Re:Feeling Privacy (Score:5, Insightful)
by imsmith (239784) on Monday March 28, @12:05AM (#12062484)
Privacy is not the diametric to freedom, it is a freedom.
Privacy is the freedom to control access to information about yourself and your behavior from those who you would rather not know it because it is embarrassing, incriminating, or simply against your wishes.
Freedom is not synonymous with an open society either, in fact an fully open society is the least free (libre) arrangement of human interaction because there isn't any haven from the will of others to impose themselves or their ideas upon you. No thought may go unchecked by the group, no dream unconfirmed to the mores of the society at large.
You cleave to the idea that there is the 'truly moral' while simultaneously evoking that the 'government is us', which I find a little silly.
If the government is in fact 'us', then the tyranny of the mass is reason enough to demand and safeguard our privacy, and insist on something less than an fully open society.
If there is a 'truly moral' way of living, then there cannot be a government of the people, for the people, and by the people because it would imply either that this moral truth is known by people, thereby rendering moot the need for government at all, or that in the absence of this knowledge personally, the collective acts of a nation can be somehow conformed to a superior standard of conduct, which betrays the notion that the people are self-governing, since they do not possess the knowledge of the moral truth themselves and are instead being governed by the ideology that is external to them.

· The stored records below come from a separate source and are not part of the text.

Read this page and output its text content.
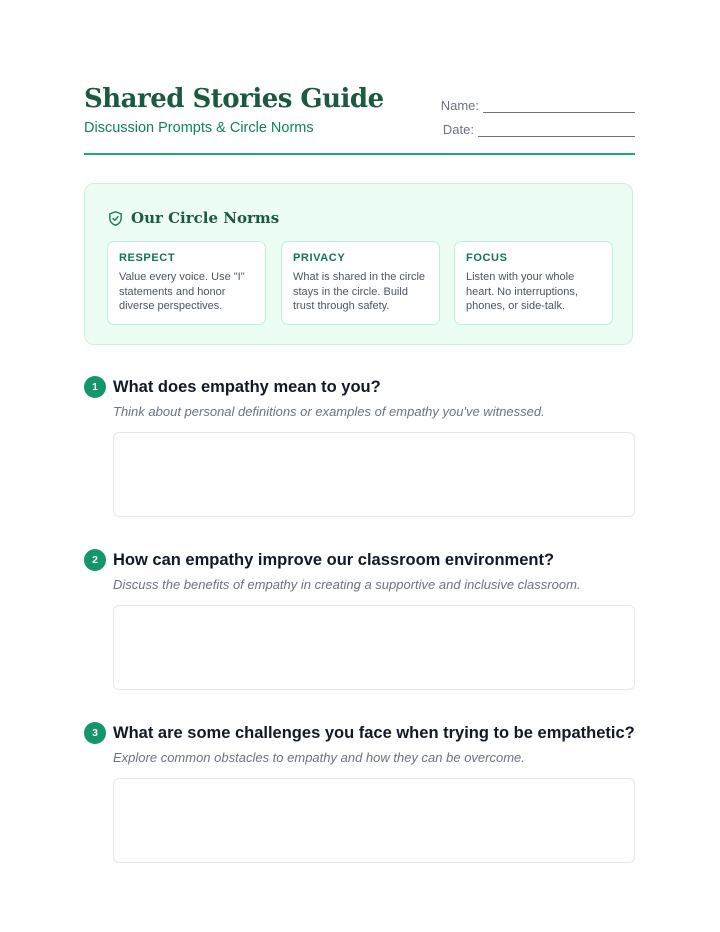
Shared Stories Guide
Discussion Prompts & Circle Norms
Name:
Date:
Our Circle Norms
RESPECT
Value every voice. Use "I" statements and honor diverse perspectives.
PRIVACY
What is shared in the circle stays in the circle. Build trust through safety.
FOCUS
Listen with your whole heart. No interruptions, phones, or side-talk.
1 What does empathy mean to you?
Think about personal definitions or examples of empathy you've witnessed.
2 How can empathy improve our classroom environment?
Discuss the benefits of empathy in creating a supportive and inclusive classroom.
3 What are some challenges you face when trying to be empathetic?
Explore common obstacles to empathy and how they can be overcome.
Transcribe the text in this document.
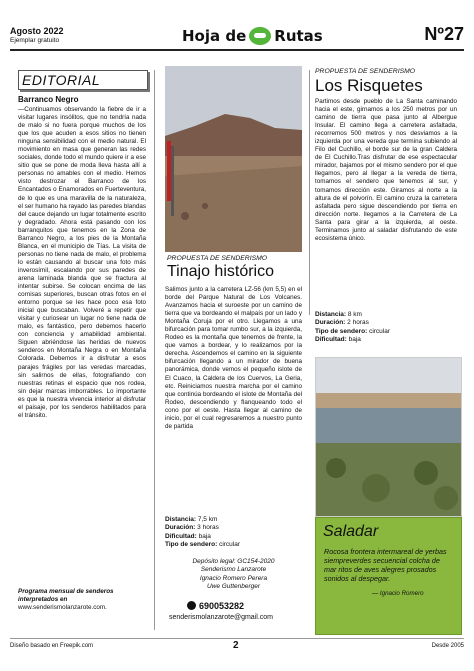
Agosto 2022
Ejemplar gratuito	Hoja de Rutas	Nº27
EDITORIAL
Barranco Negro
—Continuamos observando la fiebre de ir a visitar lugares insólitos, que no tendría nada de malo si no fuera porque muchos de los que los que acuden a esos sitios no tienen ninguna sensibilidad con el medio natural. El movimiento en masa que generan las redes sociales, donde todo el mundo quiere ir a ese sitio que se pone de moda lleva hasta allí a personas no amables con el medio. Hemos visto destrozar el Barranco de los Encantados o Enamorados en Fuerteventura, de lo que es una maravilla de la naturaleza, el ser humano ha rayado las paredes blandas del cauce dejando un lugar totalmente escrito y degradado. Ahora está pasando con los barranquitos que tenemos en la Zona de Barranco Negro, a los pies de la Montaña Blanca, en el municipio de Tías. La visita de personas no tiene nada de malo, el problema lo están causando al buscar una foto más inverosímil, escalando por sus paredes de arena laminada blanda que se fractura al intentar subirse. Se colocan encima de las cornisas superiores, buscan otras fotos en el entorno porque se les hace poco esa foto inicial que buscaban. Volveré a repetir que visitar y curiosear un lugar no tiene nada de malo, es fantástico, pero debemos hacerlo con conciencia y amabilidad ambiental. Siguen abriéndose las heridas de nuevos senderos en Montaña Negra o en Montaña Colorada. Debemos ir a disfrutar a esos parajes frágiles por las veredas marcadas, sin salirnos de ellas, fotografiando con nuestras retinas el espacio que nos rodea, sin dejar marcas imborrables. Lo importante es que la nuestra vivencia interior al disfrutar el paisaje, por los senderos habilitados para el tránsito.
Programa mensual de senderos interpretados en
www.senderismolanzarote.com.
PROPUESTA DE SENDERISMO
Tinajo histórico
Salimos junto a la carretera LZ-56 (km 5,5) en el borde del Parque Natural de Los Volcanes. Avanzamos hacia el suroeste por un camino de tierra que va bordeando el malpaís por un lado y Montaña Coruja por el otro. Llegamos a una bifurcación para tomar rumbo sur, a la izquierda, Rodeo es la montaña que tenemos de frente, la que vamos a bordear, y lo realizamos por la derecha. Ascendemos el camino en la siguiente bifurcación llegando a un mirador de buena panorámica, donde vemos el pequeño islote de El Cuaco, la Caldera de los Cuervos, La Geria, etc. Reiniciamos nuestra marcha por el camino que continúa bordeando el islote de Montaña del Rodeo, descendiendo y flanqueando todo el cono por el oeste. Hasta llegar al camino de inicio, por el cual regresaremos a nuestro punto de partida
Distancia: 7,5 km
Duración: 3 horas
Dificultad: baja
Tipo de sendero: circular
Depósito legal: GC154-2020
Senderismo Lanzarote
Ignacio Romero Perera
Uwe Guttenberger
690053282
senderismolanzarote@gmail.com
PROPUESTA DE SENDERISMO
Los Risquetes
Partimos desde pueblo de La Santa caminando hacia el este, girnamos a los 250 metros por un camino de tierra que pasa junto al Albergue Insular. El camino llega a carretera asfaltada, recorremos 500 metros y nos desviamos a la izquierda por una vereda que termina subiendo al Filo del Cuchillo, el borde sur de la gran Caldera de El Cuchillo.Tras disfrutar de ese espectacular mirador, bajamos por el mismo sendero por el que llegamos, pero al llegar a la vereda de tierra, tomamos el sendero que tenemos al sur, y tomamos dirección este. Giramos al norte a la altura de el polvorín. El camino cruza la carretera asfaltada pero sigue descendiendo por tierra en dirección norte. llegamos a la Carretera de La Santa para girar a la izquierda, al oeste. Terminamos junto al saladar disfrutando de este ecosistema único.
Distancia: 8 km
Duración: 2 horas
Tipo de sendero: circular
Dificultad: baja
Saladar
Rocosa frontera intermareal de yerbas siempreverdes secuencial colcha de mar ritos de aves alegres prosados sonidos al despegar.
— Ignacio Romero
Diseño basado en Freepik.com	2	Desde 2005
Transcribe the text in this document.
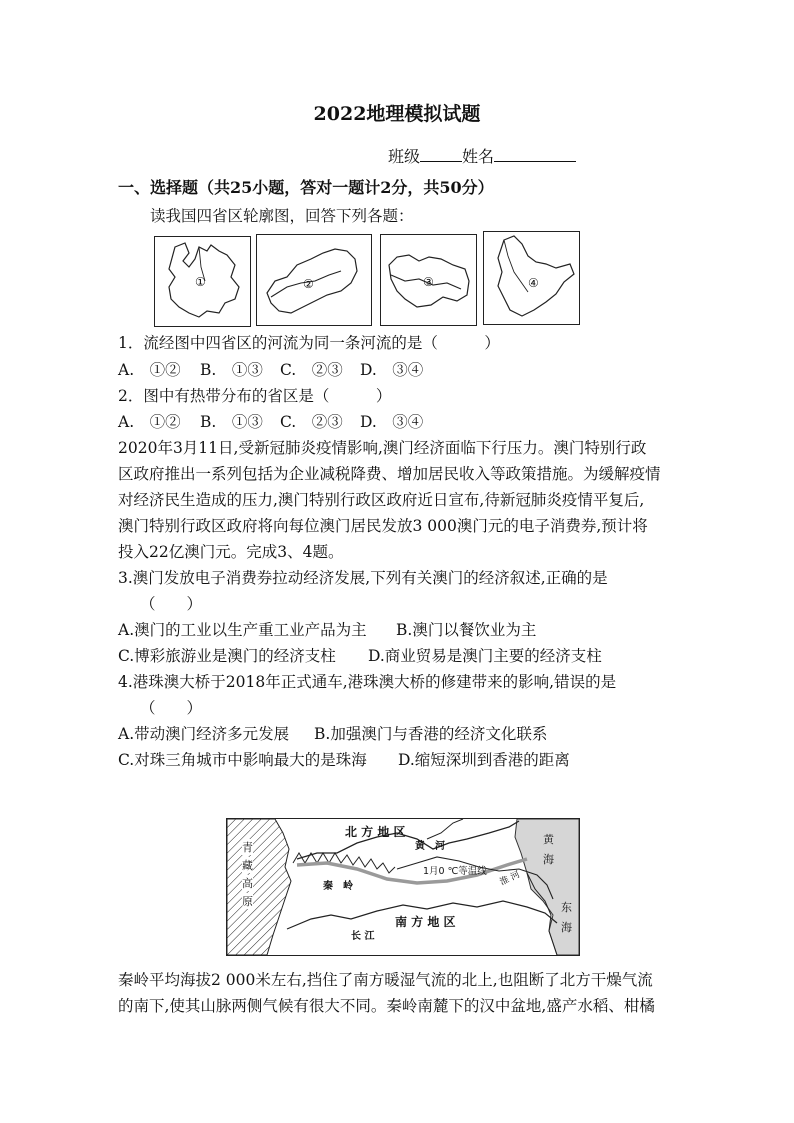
2022地理模拟试题
班级	姓名
一、选择题（共25小题，答对一题计2分，共50分）
读我国四省区轮廓图，回答下列各题：
①	②	③	④
1．流经图中四省区的河流为同一条河流的是（　　　）
A.　①② B.　①③ C.　②③ D.　③④
2．图中有热带分布的省区是（　　　）
A.　①② B.　①③ C.　②③ D.　③④
2020年3月11日,受新冠肺炎疫情影响,澳门经济面临下行压力。澳门特别行政
区政府推出一系列包括为企业减税降费、增加居民收入等政策措施。为缓解疫情
对经济民生造成的压力,澳门特别行政区政府近日宣布,待新冠肺炎疫情平复后,
澳门特别行政区政府将向每位澳门居民发放3 000澳门元的电子消费券,预计将
投入22亿澳门元。完成3、4题。
3.澳门发放电子消费券拉动经济发展,下列有关澳门的经济叙述,正确的是
（　　）
A.澳门的工业以生产重工业产品为主 B.澳门以餐饮业为主
C.博彩旅游业是澳门的经济支柱 D.商业贸易是澳门主要的经济支柱
4.港珠澳大桥于2018年正式通车,港珠澳大桥的修建带来的影响,错误的是
（　　）
A.带动澳门经济多元发展 B.加强澳门与香港的经济文化联系
C.对珠三角城市中影响最大的是珠海 D.缩短深圳到香港的距离
北 方 地 区
黄　河
青
藏
高
原
1月0 ℃等温线
秦　岭	淮 河
黄
海
东
海
南 方 地 区
长 江
秦岭平均海拔2 000米左右,挡住了南方暖湿气流的北上,也阻断了北方干燥气流
的南下,使其山脉两侧气候有很大不同。秦岭南麓下的汉中盆地,盛产水稻、柑橘
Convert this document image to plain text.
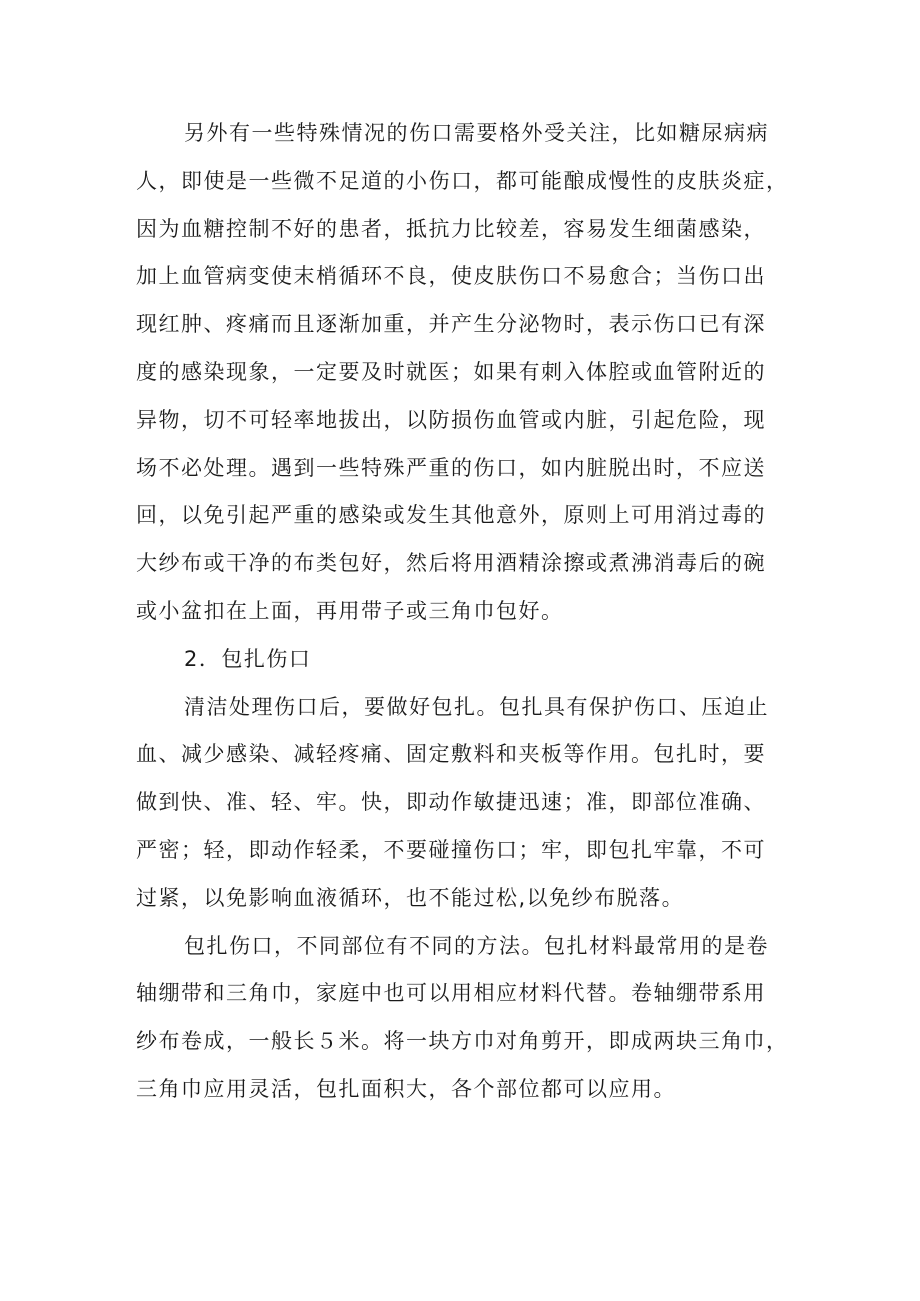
另外有一些特殊情况的伤口需要格外受关注，比如糖尿病病
人，即使是一些微不足道的小伤口，都可能酿成慢性的皮肤炎症，
因为血糖控制不好的患者，抵抗力比较差，容易发生细菌感染，
加上血管病变使末梢循环不良，使皮肤伤口不易愈合；当伤口出
现红肿、疼痛而且逐渐加重，并产生分泌物时，表示伤口已有深
度的感染现象，一定要及时就医；如果有刺入体腔或血管附近的
异物，切不可轻率地拔出，以防损伤血管或内脏，引起危险，现
场不必处理。遇到一些特殊严重的伤口，如内脏脱出时，不应送
回，以免引起严重的感染或发生其他意外，原则上可用消过毒的
大纱布或干净的布类包好，然后将用酒精涂擦或煮沸消毒后的碗
或小盆扣在上面，再用带子或三角巾包好。
2．包扎伤口
清洁处理伤口后，要做好包扎。包扎具有保护伤口、压迫止
血、减少感染、减轻疼痛、固定敷料和夹板等作用。包扎时，要
做到快、准、轻、牢。快，即动作敏捷迅速；准，即部位准确、
严密；轻，即动作轻柔，不要碰撞伤口；牢，即包扎牢靠，不可
过紧，以免影响血液循环，也不能过松,以免纱布脱落。
包扎伤口，不同部位有不同的方法。包扎材料最常用的是卷
轴绷带和三角巾，家庭中也可以用相应材料代替。卷轴绷带系用
纱布卷成，一般长５米。将一块方巾对角剪开，即成两块三角巾，
三角巾应用灵活，包扎面积大，各个部位都可以应用。
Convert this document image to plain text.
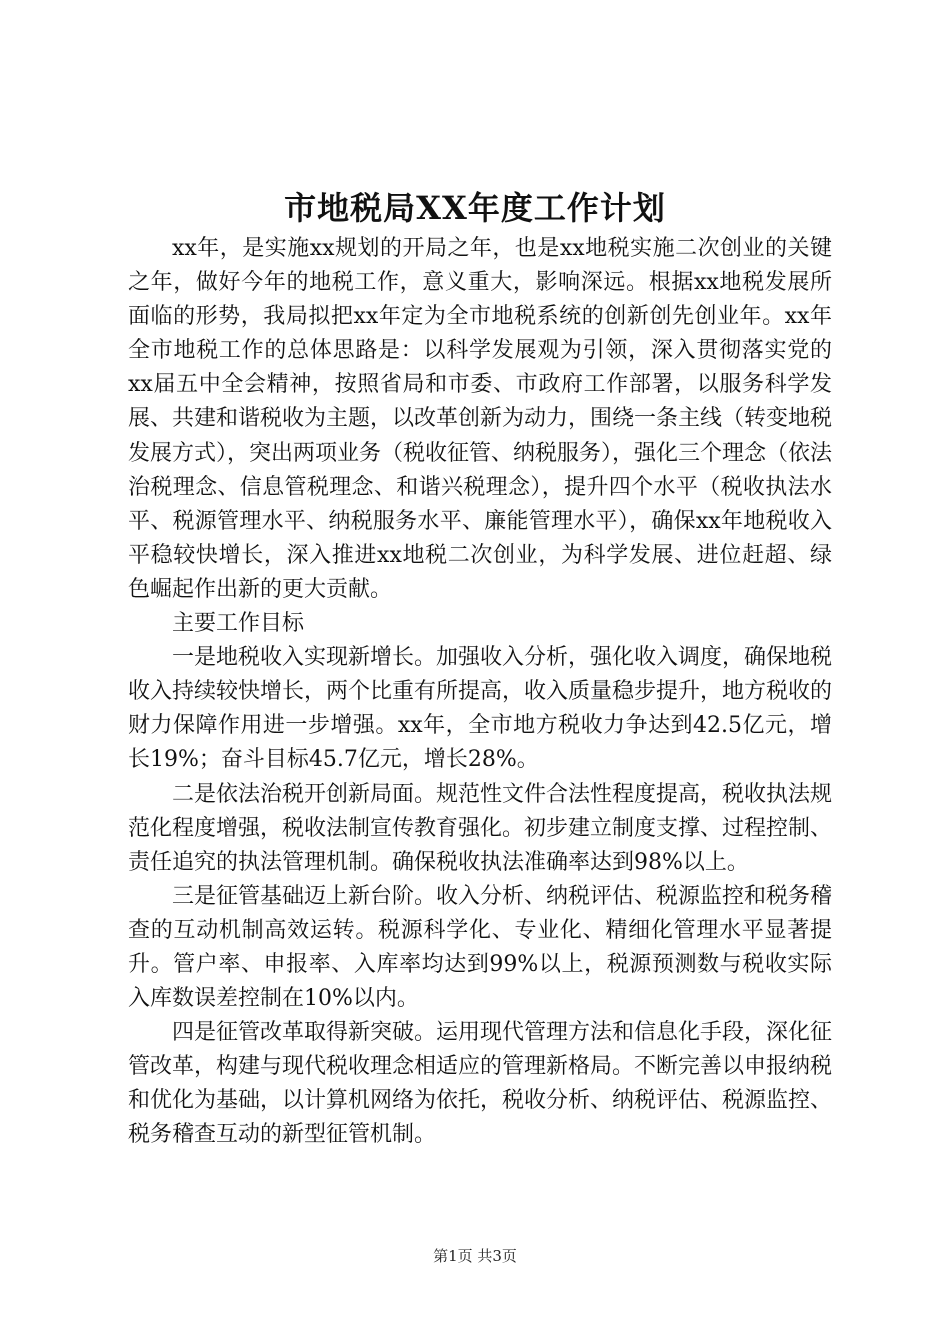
市地税局XX年度工作计划

xx年，是实施xx规划的开局之年，也是xx地税实施二次创业的关键之年，做好今年的地税工作，意义重大，影响深远。根据xx地税发展所面临的形势，我局拟把xx年定为全市地税系统的创新创先创业年。xx年全市地税工作的总体思路是：以科学发展观为引领，深入贯彻落实党的xx届五中全会精神，按照省局和市委、市政府工作部署，以服务科学发展、共建和谐税收为主题，以改革创新为动力，围绕一条主线（转变地税发展方式），突出两项业务（税收征管、纳税服务），强化三个理念（依法治税理念、信息管税理念、和谐兴税理念），提升四个水平（税收执法水平、税源管理水平、纳税服务水平、廉能管理水平），确保xx年地税收入平稳较快增长，深入推进xx地税二次创业，为科学发展、进位赶超、绿色崛起作出新的更大贡献。

主要工作目标

一是地税收入实现新增长。加强收入分析，强化收入调度，确保地税收入持续较快增长，两个比重有所提高，收入质量稳步提升，地方税收的财力保障作用进一步增强。xx年，全市地方税收力争达到42.5亿元，增长19%；奋斗目标45.7亿元，增长28%。

二是依法治税开创新局面。规范性文件合法性程度提高，税收执法规范化程度增强，税收法制宣传教育强化。初步建立制度支撑、过程控制、责任追究的执法管理机制。确保税收执法准确率达到98%以上。

三是征管基础迈上新台阶。收入分析、纳税评估、税源监控和税务稽查的互动机制高效运转。税源科学化、专业化、精细化管理水平显著提升。管户率、申报率、入库率均达到99%以上，税源预测数与税收实际入库数误差控制在10%以内。

四是征管改革取得新突破。运用现代管理方法和信息化手段，深化征管改革，构建与现代税收理念相适应的管理新格局。不断完善以申报纳税和优化为基础，以计算机网络为依托，税收分析、纳税评估、税源监控、税务稽查互动的新型征管机制。

第1页 共3页
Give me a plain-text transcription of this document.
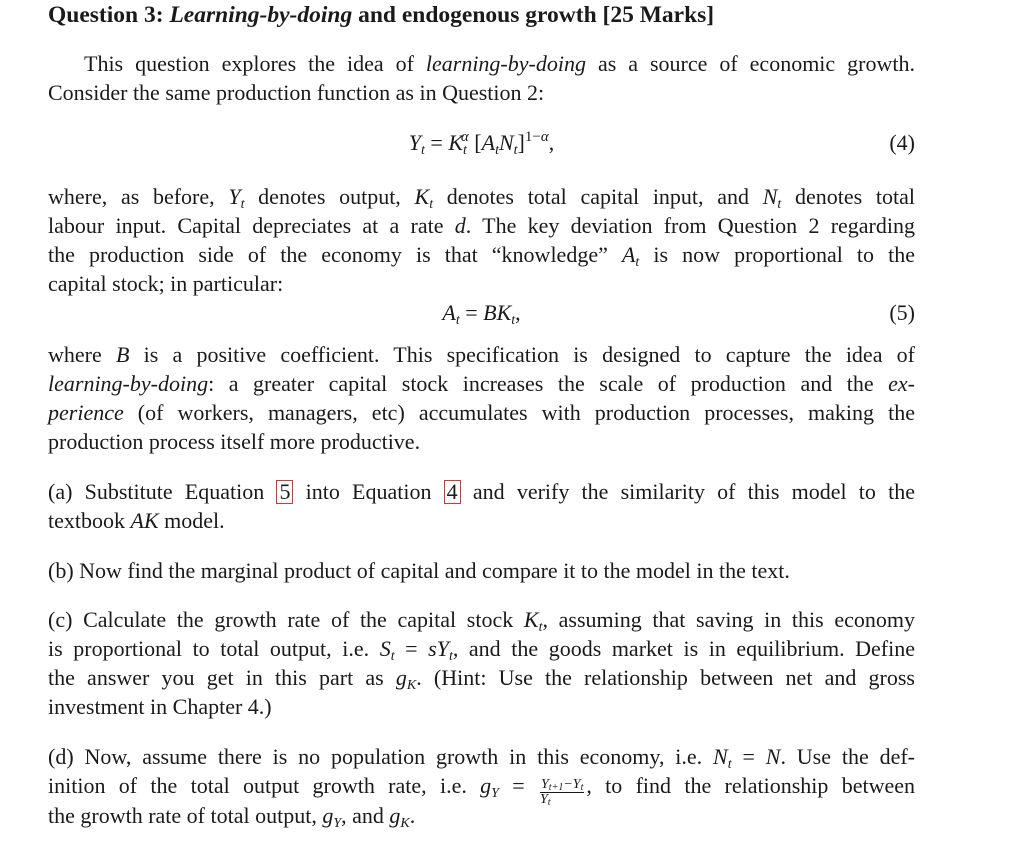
Question 3: Learning-by-doing and endogenous growth [25 Marks]
This question explores the idea of learning-by-doing as a source of economic growth.
Consider the same production function as in Question 2:
$Y_t = K_t^\alpha$ $[A_tN_t]^{1-\alpha}$,	(4)
where, as before, $Y_t$ denotes output, $K_t$ denotes total capital input, and $N_t$ denotes total
labour input. Capital depreciates at a rate d. The key deviation from Question 2 regarding
the production side of the economy is that “knowledge” $A_t$ is now proportional to the
capital stock; in particular:
$A_t = BK_t$,	(5)
where B is a positive coefficient. This specification is designed to capture the idea of
learning-by-doing: a greater capital stock increases the scale of production and the ex-
perience (of workers, managers, etc) accumulates with production processes, making the
production process itself more productive.
(a) Substitute Equation 5 into Equation 4 and verify the similarity of this model to the
textbook AK model.
(b) Now find the marginal product of capital and compare it to the model in the text.
(c) Calculate the growth rate of the capital stock $K_t$, assuming that saving in this economy
is proportional to total output, i.e. $S_t = sY_t$, and the goods market is in equilibrium. Define
the answer you get in this part as $g_K$. (Hint: Use the relationship between net and gross
investment in Chapter 4.)
(d) Now, assume there is no population growth in this economy, i.e. $N_t = N$. Use the def-
inition of the total output growth rate, i.e. $g_Y = \frac{Y_{t+1}-Y_t}{Y_t}$ , to find the relationship between
the growth rate of total output, $g_Y$, and $g_K$.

It is a logical fallacy that we are somehow "safe" from a sub-set of the population that is opposed to a particular behavior or belief and is empowered to act with authority to eliminate that behavior.
There is an enormous difference between what is moral and what is legal. Legality is the thing of government and of power. Morality is the thing of humanity and of ethics.
What is criminal today can overnight become legal, and vice versa, simply by the caprice of a majority of 538 human beings in the District of Columbia. That isn't a complaint, it is a fact. To live under the illusion that you aren't potentially a target of someone's bias, prejudice, or ideological action is really pretty foolish.
I'm sure that few people in the Arab-American or American-Islamic communities realized they would become the enemy, subject to seizure, torture, imprisonment without charge, and social stigma simply for the way the looked, who they spent time with, the books they read, or the location of their religious centers on September 10th 2001. They likely felt just as most Japanese-Americans did on December 6th 1941.
Just because what you do is "what everyone is doing" doesn't make it morally OK. It makes it popular. It was popular to ignore the Nazi rise to power and the lynchings in the deep south and the Inquisition, too. None of those are considered morally OK. Morality, when viewed through the lens of history, generally is the opposition to power being abused, not the tacit acquiescence to brutality.
Living a life shrouded in secrecy isn't an un-free life if you are doing it because you choose not to share the intimate details of your life, not because you have to. Living a life under surveillance and scrutiny by anonymous actors who believe they are above reproach and constantly on the lookout for any small breech of one of a myriad of civil and criminal laws that no one can abide by is not freedom. When everything is a crime and the enforcers pick and choose to whom and when the law will apply, that is not government by the people. When you think that what you are doing is truly morally OK, and that the government will never think you aren't, you are living a life that is not free.